(2023-12-03) Azout My Favorite Questions

Sari Azout: My favorite questions (favorite problem). Most productivity advice is BS, and I say this as the founder of a “personal knowledge management tool” (sublime.app). The only productivity advice that matters is getting clarity on what matters to you. You just feel differently about the world when you know what you care about.

Here is an initial (still work in progress) attempt at defining the questions that bring me alive.

(1) How can we go from accumulating insights to embodying and integrating learnings?

learning, reading, and thinking are only the seeds of change. (Do Something)

(2) How can we build interfaces that reliably make us feel the way we want to feel – calm, connected, inspired?

the vibes on the web are off

What does the design space for software that combines the focus and intentionality of a personal tool with the sense of aliveness and serendipity of a communal space look like? What does a web designed for self-directed learning, deepening our understanding, and communal meaning-making look like?

(3) What comes after the algorithm, and how will we discover information?

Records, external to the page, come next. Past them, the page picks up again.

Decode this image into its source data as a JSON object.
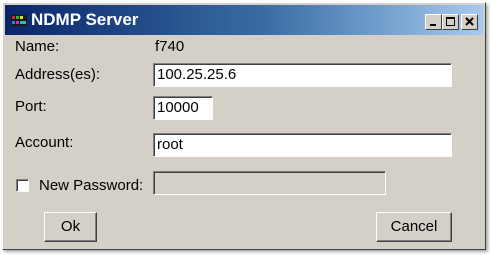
{
  "window": {
    "title": "NDMP Server",
    "controls": [
      "minimize-icon",
      "maximize-icon",
      "close-icon"
    ]
  },
  "form": {
    "name_label": "Name:",
    "name_value": "f740",
    "address_label": "Address(es):",
    "address_value": "100.25.25.6",
    "port_label": "Port:",
    "port_value": "10000",
    "account_label": "Account:",
    "account_value": "root",
    "new_password_label": "New Password:",
    "new_password_checked": false,
    "new_password_value": ""
  },
  "buttons": {
    "ok_label": "Ok",
    "cancel_label": "Cancel"
  },
  "colors": {
    "title_start": "#0a246a",
    "title_end": "#a6caf0",
    "face": "#d4d0c8"
  }
}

Every idea that we have is downstream from what we consume. And so it follows that if we are forced to navigate a world where junk media gets amplified and is packaged in bite-sized delicacies that our brain finds irresistible, this has a tremendous impact on our psyche and how we relate to ourselves and the world.

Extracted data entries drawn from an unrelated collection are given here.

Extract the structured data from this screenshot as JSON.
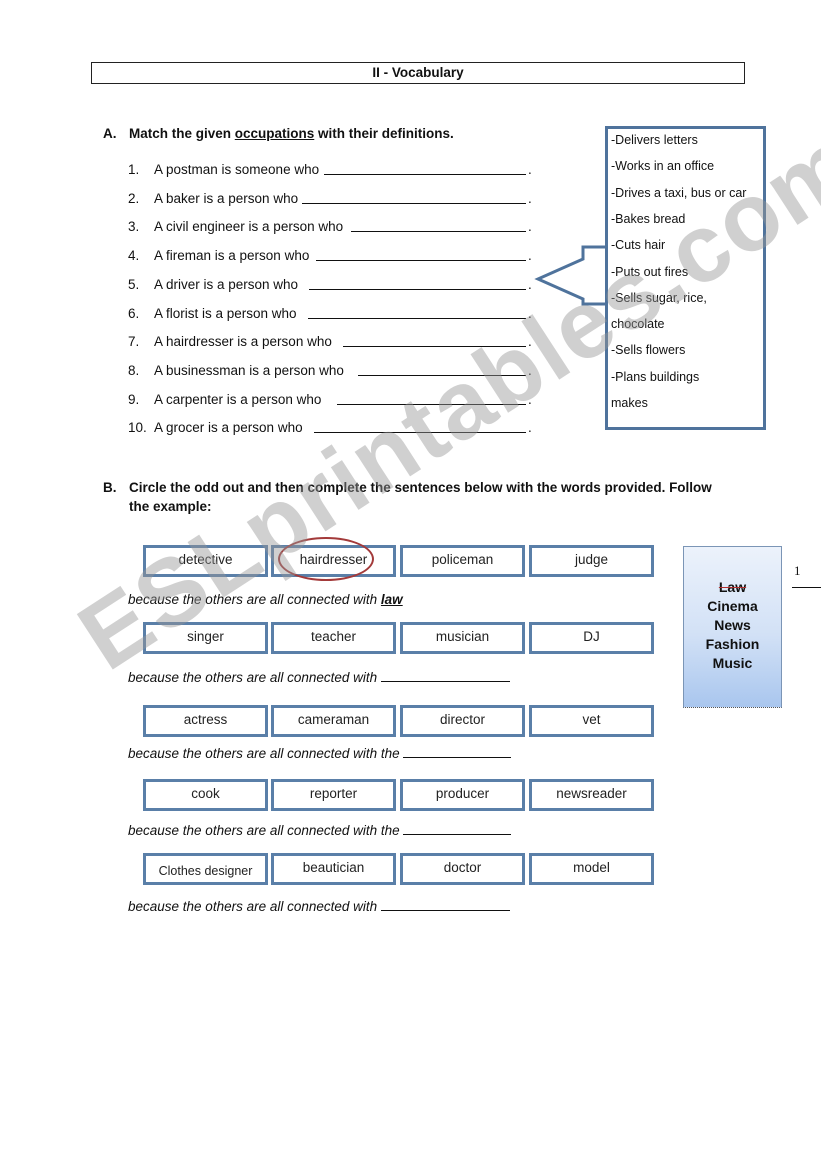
{
  "document": {
    "title": "II - Vocabulary"
  },
  "section_a": {
    "letter": "A.",
    "instruction_pre": "Match the given ",
    "instruction_underlined": "occupations",
    "instruction_post": " with their definitions.",
    "questions": [
      {
        "num": "1.",
        "text": "A postman is someone who"
      },
      {
        "num": "2.",
        "text": "A baker is a person who"
      },
      {
        "num": "3.",
        "text": "A civil engineer is a person who"
      },
      {
        "num": "4.",
        "text": "A fireman is a person who"
      },
      {
        "num": "5.",
        "text": "A driver is a person who"
      },
      {
        "num": "6.",
        "text": "A florist is a person who"
      },
      {
        "num": "7.",
        "text": "A hairdresser is a person who"
      },
      {
        "num": "8.",
        "text": "A businessman is a person who"
      },
      {
        "num": "9.",
        "text": "A carpenter is a person who"
      },
      {
        "num": "10.",
        "text": "A grocer is a person who"
      }
    ],
    "line_end": ".",
    "definitions": [
      "-Delivers letters",
      "-Works in an office",
      "-Drives a taxi, bus or car",
      "-Bakes bread",
      "-Cuts hair",
      "-Puts out fires",
      "-Sells sugar, rice,",
      "chocolate",
      "-Sells flowers",
      "-Plans buildings",
      "makes"
    ]
  },
  "section_b": {
    "letter": "B.",
    "instruction_line1": "Circle the odd out and then complete the sentences below with the words provided. Follow",
    "instruction_line2": "the example:",
    "groups": [
      {
        "words": [
          "detective",
          "hairdresser",
          "policeman",
          "judge"
        ],
        "circled": 1,
        "sentence": "because the others are all connected with ",
        "answer": "law"
      },
      {
        "words": [
          "singer",
          "teacher",
          "musician",
          "DJ"
        ],
        "sentence": "because the others are all connected with ",
        "answer": ""
      },
      {
        "words": [
          "actress",
          "cameraman",
          "director",
          "vet"
        ],
        "sentence": "because the others are all connected with the ",
        "answer": ""
      },
      {
        "words": [
          "cook",
          "reporter",
          "producer",
          "newsreader"
        ],
        "sentence": "because the others are all connected with the ",
        "answer": ""
      },
      {
        "words": [
          "Clothes designer",
          "beautician",
          "doctor",
          "model"
        ],
        "sentence": "because the others are all connected with ",
        "answer": ""
      }
    ],
    "word_bank": [
      {
        "word": "Law",
        "struck": true
      },
      {
        "word": "Cinema",
        "struck": false
      },
      {
        "word": "News",
        "struck": false
      },
      {
        "word": "Fashion",
        "struck": false
      },
      {
        "word": "Music",
        "struck": false
      }
    ],
    "colors": {
      "box_border": "#5a7fa8",
      "circle": "#a33a3a",
      "bank_gradient_bottom": "#a9c6ee"
    }
  },
  "page_mark": "1",
  "watermark": "ESLprintables.com"
}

(4) How can I better articulate and educate people on the benefits of having a Sublime library?

This practice of building a digital garden, a spark file, an idea library, a digital library – whatever we call it – has brought enormous benefits to my life. It’s the closest thing to giving others an API for my mind. It provides a record of my learning journey and helps me explore my values, beliefs, and identity. It helps me plant seeds for dots that will connect later. It’s a gift to my future self – giving me just-in-time inspiration. It helps me pay attention to what I pay attention to.

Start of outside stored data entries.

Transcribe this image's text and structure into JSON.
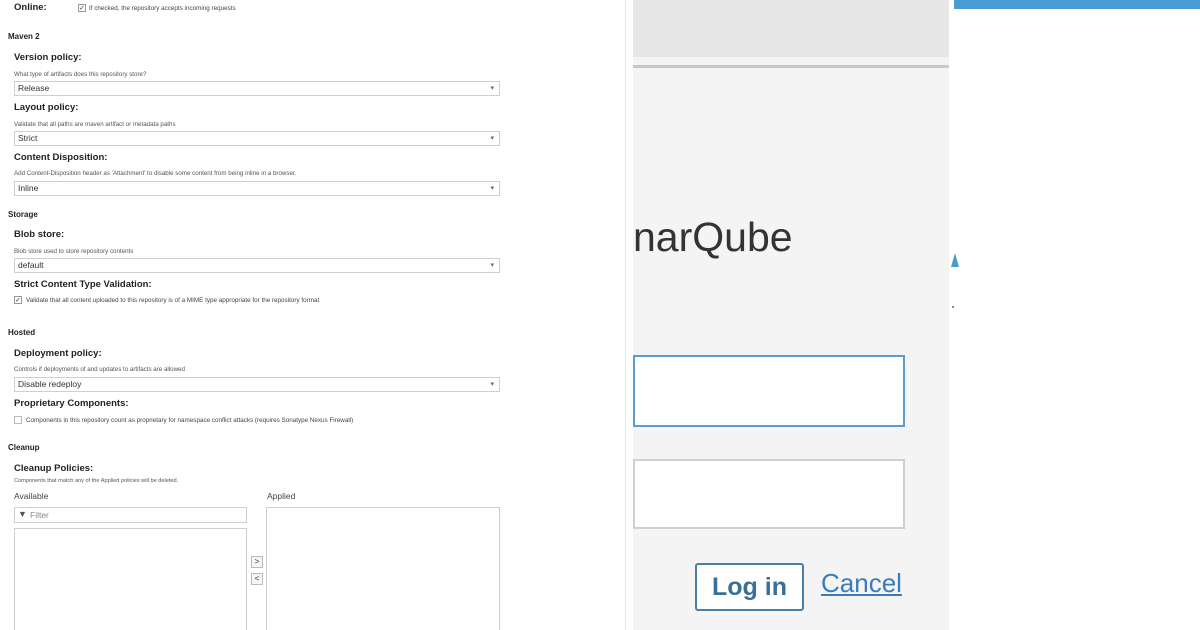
{
  "left": {
    "online_label": "Online:",
    "online_help": "If checked, the repository accepts incoming requests",
    "maven_section": "Maven 2",
    "version_policy_label": "Version policy:",
    "version_policy_help": "What type of artifacts does this repository store?",
    "version_policy_value": "Release",
    "layout_policy_label": "Layout policy:",
    "layout_policy_help": "Validate that all paths are maven artifact or metadata paths",
    "layout_policy_value": "Strict",
    "content_disposition_label": "Content Disposition:",
    "content_disposition_help": "Add Content-Disposition header as 'Attachment' to disable some content from being inline in a browser.",
    "content_disposition_value": "Inline",
    "storage_section": "Storage",
    "blob_store_label": "Blob store:",
    "blob_store_help": "Blob store used to store repository contents",
    "blob_store_value": "default",
    "strict_validation_label": "Strict Content Type Validation:",
    "strict_validation_help": "Validate that all content uploaded to this repository is of a MIME type appropriate for the repository format",
    "hosted_section": "Hosted",
    "deployment_policy_label": "Deployment policy:",
    "deployment_policy_help": "Controls if deployments of and updates to artifacts are allowed",
    "deployment_policy_value": "Disable redeploy",
    "proprietary_label": "Proprietary Components:",
    "proprietary_help": "Components in this repository count as proprietary for namespace conflict attacks (requires Sonatype Nexus Firewall)",
    "cleanup_section": "Cleanup",
    "cleanup_policies_label": "Cleanup Policies:",
    "cleanup_policies_help": "Components that match any of the Applied policies will be deleted.",
    "available_label": "Available",
    "applied_label": "Applied",
    "filter_placeholder": "Filter",
    "move_right": ">",
    "move_left": "<",
    "check_mark": "✓",
    "caret": "▾"
  },
  "right": {
    "brand_text": "narQube",
    "login_button": "Log in",
    "cancel_link": "Cancel"
  },
  "colors": {
    "accent_blue": "#4a9bd1",
    "link_blue": "#3a7bbf",
    "field_border_focus": "#5b9bd0"
  }
}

(5) How can we better align incentives between founders and funders, and enable more people to build enduring companies with patience, care, and preservation at the center?

(6) How can I maintain my creativity, optimism, intellectual vitality, and sense of agency in the face of the stress that comes from building a company and the endless forces luring towards conformity?

(7) How do we reconcile ambition and the desire to do great work with motherhood?

Great work needs solitude. It needs concentration. It needs time. And it is time that often feels incompatible with child rearing. The expectation to be ever present and the realities of care labor do compete with creative selfhood.